PDO PostreSQL - parser is broken for `'...\'`

[mvorisek]

Description

The following code:

<?php

$pdo = new PDO('pgsql:host=127.0.0.1;dbname=xxx', 'user', 'pass');

$sql = <<<'EOF'
    select :a x, '\' x2
    EOF;
$statement = $pdo->prepare($sql);
$statement->bindValue('a', 'va');

$statement->execute();
$res = $statement->fetchAll(PDO::FETCH_ASSOC);
var_dump($res);

$sql = <<<'EOF'
    select :a x, '\' x2, :b y, '\' y2
    EOF;
$statement = $pdo->prepare($sql);
$statement->bindValue('a', 'va');
$statement->bindValue('b', 'vb');

$statement->execute();
$res = $statement->fetchAll(PDO::FETCH_ASSOC);
var_dump($res);

Resulted in this output:

array(1) {
  [0]=>
  array(2) {
    ["x"]=>
    string(2) "va"
    ["x2"]=>
    string(1) "\"
  }
}

Warning: PDOStatement::bindValue(): SQLSTATE[HY093]: Invalid parameter number: :b in C:\...\repro.php on line 20
array(0) {
}

But I expected this output instead:

array(1) {
  [0]=>
  array(2) {
    ["x"]=>
    string(2) "va"
    ["x2"]=>
    string(1) "\"
  }
}
array(1) {
  [0]=>
  array(4) {
    ["x"]=>
    string(2) "va"
    ["x2"]=>
    string(1) "\"
    ["y"]=>
    string(2) "vb"
    ["y2"]=>
    string(1) "\"
  }
}

'\' is causing the issue - but it is absolutely correct string syntax.

Identifier escaping ("\") is broken as well.
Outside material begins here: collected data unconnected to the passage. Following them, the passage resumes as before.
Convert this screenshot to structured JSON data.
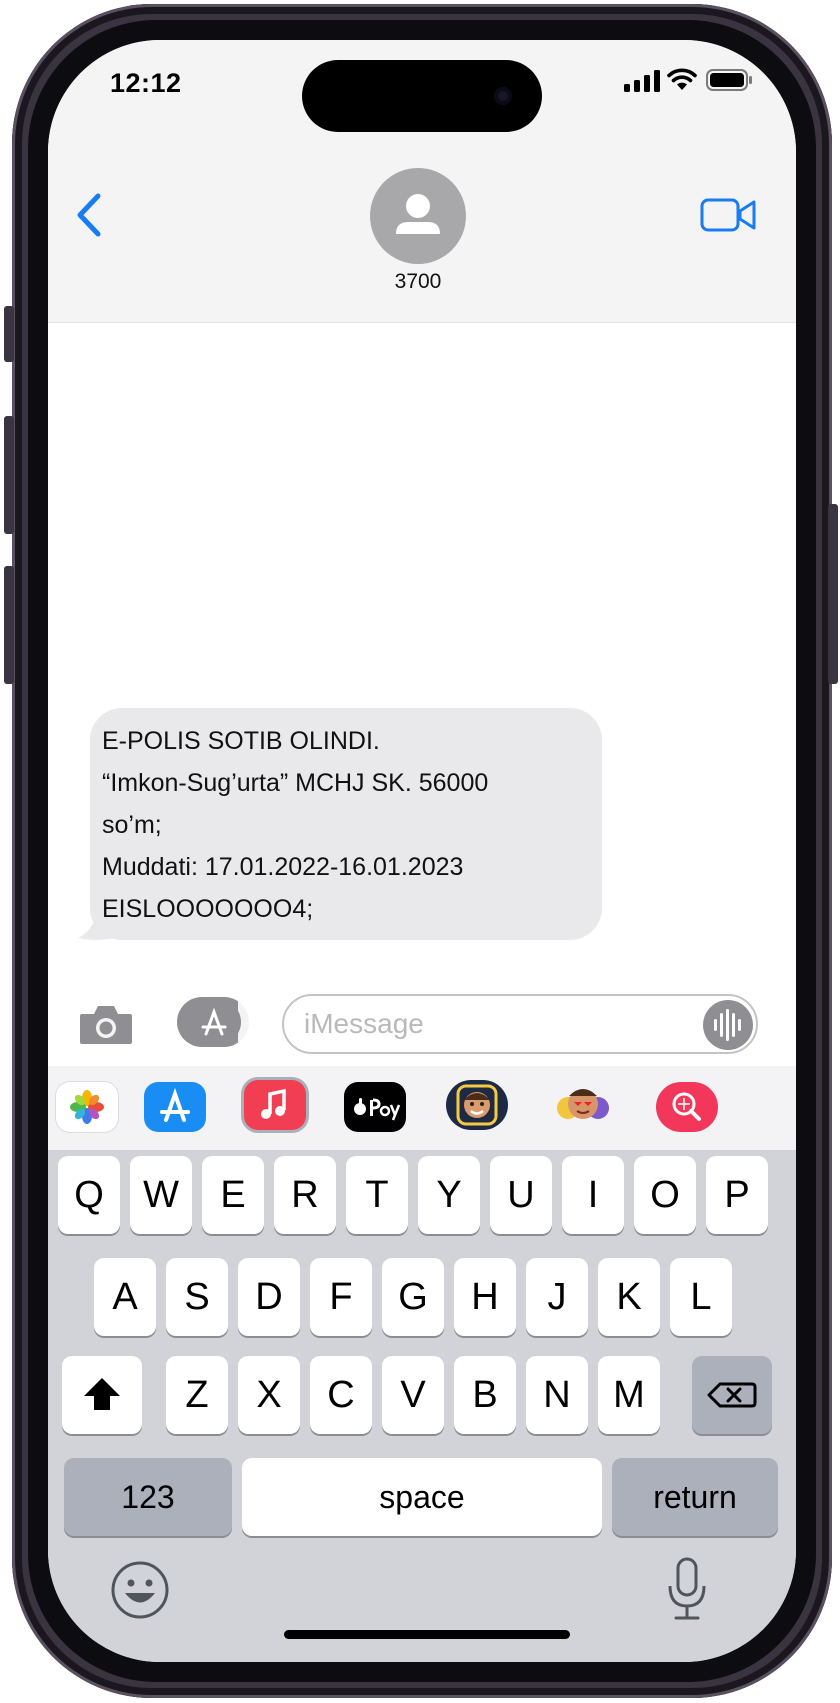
{
  "status_bar": {
    "time": "12:12"
  },
  "header": {
    "contact_name": "3700"
  },
  "message": {
    "lines": [
      "E-POLIS SOTIB OLINDI.",
      "“Imkon-Sug’urta” MCHJ SK. 56000",
      "so’m;",
      "Muddati: 17.01.2022-16.01.2023",
      "EISLOOOOOOO4;"
    ]
  },
  "compose": {
    "placeholder": "iMessage"
  },
  "app_strip": [
    "photos-icon",
    "app-store-icon",
    "music-icon",
    "apple-pay-icon",
    "memoji-icon",
    "animoji-icon",
    "image-search-icon"
  ],
  "keyboard": {
    "row1": [
      "Q",
      "W",
      "E",
      "R",
      "T",
      "Y",
      "U",
      "I",
      "O",
      "P"
    ],
    "row2": [
      "A",
      "S",
      "D",
      "F",
      "G",
      "H",
      "J",
      "K",
      "L"
    ],
    "row3": [
      "Z",
      "X",
      "C",
      "V",
      "B",
      "N",
      "M"
    ],
    "numbers_label": "123",
    "space_label": "space",
    "return_label": "return"
  },
  "colors": {
    "accent": "#1a7cf5",
    "bubble": "#e9e9eb",
    "keyboard_bg": "#d1d3d9"
  }
}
It seems php-src parses the SQL using the old mode (default until PostgreSQL 9.1) - https://www.postgresql.org/docs/current/runtime-config-compatible.html#GUC-STANDARD-CONFORMING-STRINGS.

PHP Version

any (tested 7.4 and 8.3)

Operating System

any (tested Windows and linux)

[mvorisek]

@devnexen this is definitely a bug, the SQL is parsed somehow by php wrongly.

[devnexen]

the extension does not support it (AFAIK part of this extension still rely on old postgresql versions behavior), I do not think it qualifies for php 8.2/8.3 though.

[mvorisek]

The relation with PostgreSQL 9.1 is my pure guess, but if true, the version was released more than 12 years ago. So I would say we have a bug in SQL parsing affecting basically all pdo pgsql users.

[MorganLOCode]

Note in contrast that the PostgreSQL extension does parse the string literal correctly:

$connection = pg_connect('host=127.0.0.1 dbname=xxx user=xxx password=xxx');

$sql = <<<'EOF'
    select $1 x, '\' x2
    EOF;
$statement = pg_prepare($connection, 'q1', $sql);
$result = pg_fetch_all(pg_execute($connection, 'q1', ['va']));

var_dump($result);

$sql = <<<'EOF'
    select $1 x, '\' x2, $2 y, '\' y2
    EOF;
$statement = pg_prepare($connection, 'q2', $sql);
$result = pg_fetch_all(pg_execute($connection, 'q2', ['va', 'vb']));

var_dump($result);

[devnexen]

pdo pgsql and pgsql are distinct code wise :)

[mvorisek]

It seems the parsing is called in https://github.com/php/php-src/blob/php-8.3.0/ext/pdo_pgsql/pgsql_driver.c#L292 and done in https://github.com/php/php-src/blob/php-8.3.0/ext/pdo/pdo_sql_parser.re#L58 where it assumes MySQL behaviour instead of ANSI.

here are two correct examples of how it should be done:

• doctrine/dbal - https://github.com/doctrine/dbal/blob/4.0.1/src/SQL/Parser.php#L60
• atk4/data - https://github.com/atk4/data/blob/b0238b1d72/src/Persistence/Sql/Expression.php#L36 (ANSI) and https://github.com/atk4/data/blob/b0238b1d72/src/Persistence/Sql/Mysql/Expression.php#L15 (MySQL)

[MorganLOCode]

pdo pgsql and pgsql are distinct code wise :)

Yes, I know. One works correctly (it defers to libpq), the other doesn't.